Date finished: 16 December 2014
Rating: 4/5 stars
From the second I started reading Eleanor and Park, I was terrified by the fact that so many people had raved about it. Not that it’s a bad thing that so many people read and enjoy a book; it’s just that after practically half of the world’s population has declared its undying love for something, it will undoubtedly fall short in the minds of those who read it after it’s become “overrated”.
However, I dare say that Eleanor and Park did not disappoint. Too much. I have relatively mixed feelings about this book, and although the good outweigh the bad by quite a bit, I think I’ll start off with a few criticisms before I praise Rowell for her genius, and then yell at her for making me cry.
I have only a few minor issues with the storyline. To begin with, I found that the first hundred-or-so pages were quite difficult to read, and the events seemed a little clouded, as though I was watching the story unfold through a cloud. This quickly resolved, though, and about halfway through the book I was entranced. In fact, when I turned the last page, I was beyond shocked that the story had ended so quickly. Secondly, although I commend Rowell on being one of the few authors able to – finally – write a story about teens in love without the “Insta-Love-In-A-Can” rubbish, I did find that Eleanor and Park’s relationship was just a little random.

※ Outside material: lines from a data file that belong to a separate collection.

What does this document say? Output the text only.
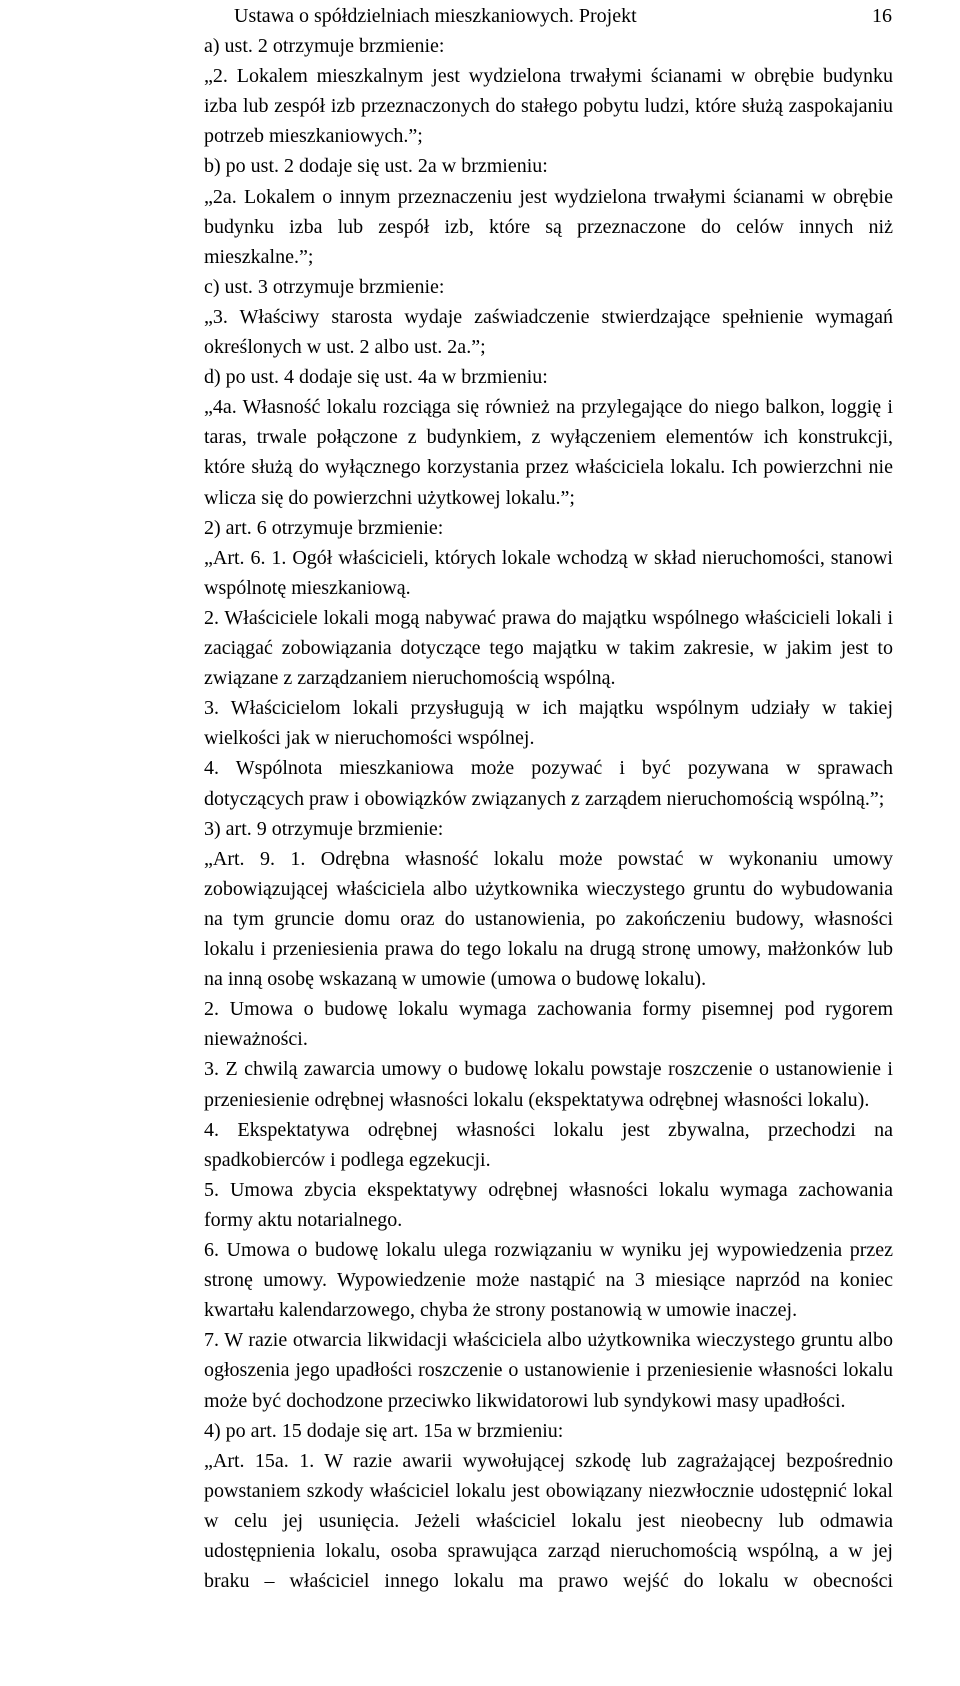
Ustawa o spółdzielniach mieszkaniowych. Projekt	16
a) ust. 2 otrzymuje brzmienie:
„2. Lokalem mieszkalnym jest wydzielona trwałymi ścianami w obrębie budynku
izba lub zespół izb przeznaczonych do stałego pobytu ludzi, które służą zaspokajaniu
potrzeb mieszkaniowych.”;
b) po ust. 2 dodaje się ust. 2a w brzmieniu:
„2a. Lokalem o innym przeznaczeniu jest wydzielona trwałymi ścianami w obrębie
budynku izba lub zespół izb, które są przeznaczone do celów innych niż
mieszkalne.”;
c) ust. 3 otrzymuje brzmienie:
„3. Właściwy starosta wydaje zaświadczenie stwierdzające spełnienie wymagań
określonych w ust. 2 albo ust. 2a.”;
d) po ust. 4 dodaje się ust. 4a w brzmieniu:
„4a. Własność lokalu rozciąga się również na przylegające do niego balkon, loggię i
taras, trwale połączone z budynkiem, z wyłączeniem elementów ich konstrukcji,
które służą do wyłącznego korzystania przez właściciela lokalu. Ich powierzchni nie
wlicza się do powierzchni użytkowej lokalu.”;
2) art. 6 otrzymuje brzmienie:
„Art. 6. 1. Ogół właścicieli, których lokale wchodzą w skład nieruchomości, stanowi
wspólnotę mieszkaniową.
2. Właściciele lokali mogą nabywać prawa do majątku wspólnego właścicieli lokali i
zaciągać zobowiązania dotyczące tego majątku w takim zakresie, w jakim jest to
związane z zarządzaniem nieruchomością wspólną.
3. Właścicielom lokali przysługują w ich majątku wspólnym udziały w takiej
wielkości jak w nieruchomości wspólnej.
4. Wspólnota mieszkaniowa może pozywać i być pozywana w sprawach
dotyczących praw i obowiązków związanych z zarządem nieruchomością wspólną.”;
3) art. 9 otrzymuje brzmienie:
„Art. 9. 1. Odrębna własność lokalu może powstać w wykonaniu umowy
zobowiązującej właściciela albo użytkownika wieczystego gruntu do wybudowania
na tym gruncie domu oraz do ustanowienia, po zakończeniu budowy, własności
lokalu i przeniesienia prawa do tego lokalu na drugą stronę umowy, małżonków lub
na inną osobę wskazaną w umowie (umowa o budowę lokalu).
2. Umowa o budowę lokalu wymaga zachowania formy pisemnej pod rygorem
nieważności.
3. Z chwilą zawarcia umowy o budowę lokalu powstaje roszczenie o ustanowienie i
przeniesienie odrębnej własności lokalu (ekspektatywa odrębnej własności lokalu).
4. Ekspektatywa odrębnej własności lokalu jest zbywalna, przechodzi na
spadkobierców i podlega egzekucji.
5. Umowa zbycia ekspektatywy odrębnej własności lokalu wymaga zachowania
formy aktu notarialnego.
6. Umowa o budowę lokalu ulega rozwiązaniu w wyniku jej wypowiedzenia przez
stronę umowy. Wypowiedzenie może nastąpić na 3 miesiące naprzód na koniec
kwartału kalendarzowego, chyba że strony postanowią w umowie inaczej.
7. W razie otwarcia likwidacji właściciela albo użytkownika wieczystego gruntu albo
ogłoszenia jego upadłości roszczenie o ustanowienie i przeniesienie własności lokalu
może być dochodzone przeciwko likwidatorowi lub syndykowi masy upadłości.
4) po art. 15 dodaje się art. 15a w brzmieniu:
„Art. 15a. 1. W razie awarii wywołującej szkodę lub zagrażającej bezpośrednio
powstaniem szkody właściciel lokalu jest obowiązany niezwłocznie udostępnić lokal
w celu jej usunięcia. Jeżeli właściciel lokalu jest nieobecny lub odmawia
udostępnienia lokalu, osoba sprawująca zarząd nieruchomością wspólną, a w jej
braku – właściciel innego lokalu ma prawo wejść do lokalu w obecności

As in, it seemed to snowball out of almost nothing. Perhaps this is just me totally misunderstanding their beautiful connection and the power of their love or whatever, though, so maybe it’s best to ignore me on this point.
This is the second book of Rainbow Rowell’s that I have read (the first being Fangirl), and I seriously have to commend her on her writing. Everything she writes seems so effortless – reading her books is fun and simple and heartwarming, but she manages to avoid being “fluffy”. I also love her characters, and I love, love, love how Eleanor wasn’t flimsy or ditsy, as are so many female protagonists in the YA Romance genre.
And while, we’re on the topic of Eleanor, let me sing my praises that an author finally – FINALLY – created a female protagonist that didn’t have a “wispy, fragile figure” or “bones like glass”. Eleanor was real, and Rowell made her desirable not in spite of her appearance, but sometimes because of it. Park loves Eleanor and he loves the way she looks, and I thought that was special. (I’m quite sick of male protagonists stating that they would love a woman no matter what she looked like. Quite frankly, it’s often untrue, and I would prefer somebody who loved the way that I looked inside and out over somebody who constantly had to see past my looks to remember why he loved me.)
But Rowell didn’t stop there – she also exposed the nasty part of society that shames women who are overweight, or even just slightly larger than “waiflike”. Eleanor was bullied because of her appearance, but she never turned to diets or starving herself to make herself look like the “pretty” girls. She was just herself – she cried when Park’s mom put makeup on her, for goodness’ sake – and that was truly quite inspirational.
My final comment is on the ending, because that was so not fair. Come on Rowell, I got through 350-odd pages of crying over how perfect Eleanor and Park were just for… well… that? I need closure. I’m actually about to start crying again just thinking about those last few pages. You ripped out my heart, tore it open and danced a sacrificial ritual around it, with fire and blood and everything. I expected you to sew it back up for me, but instead I got a Band-Aid and a used tissue. I demand a sequel.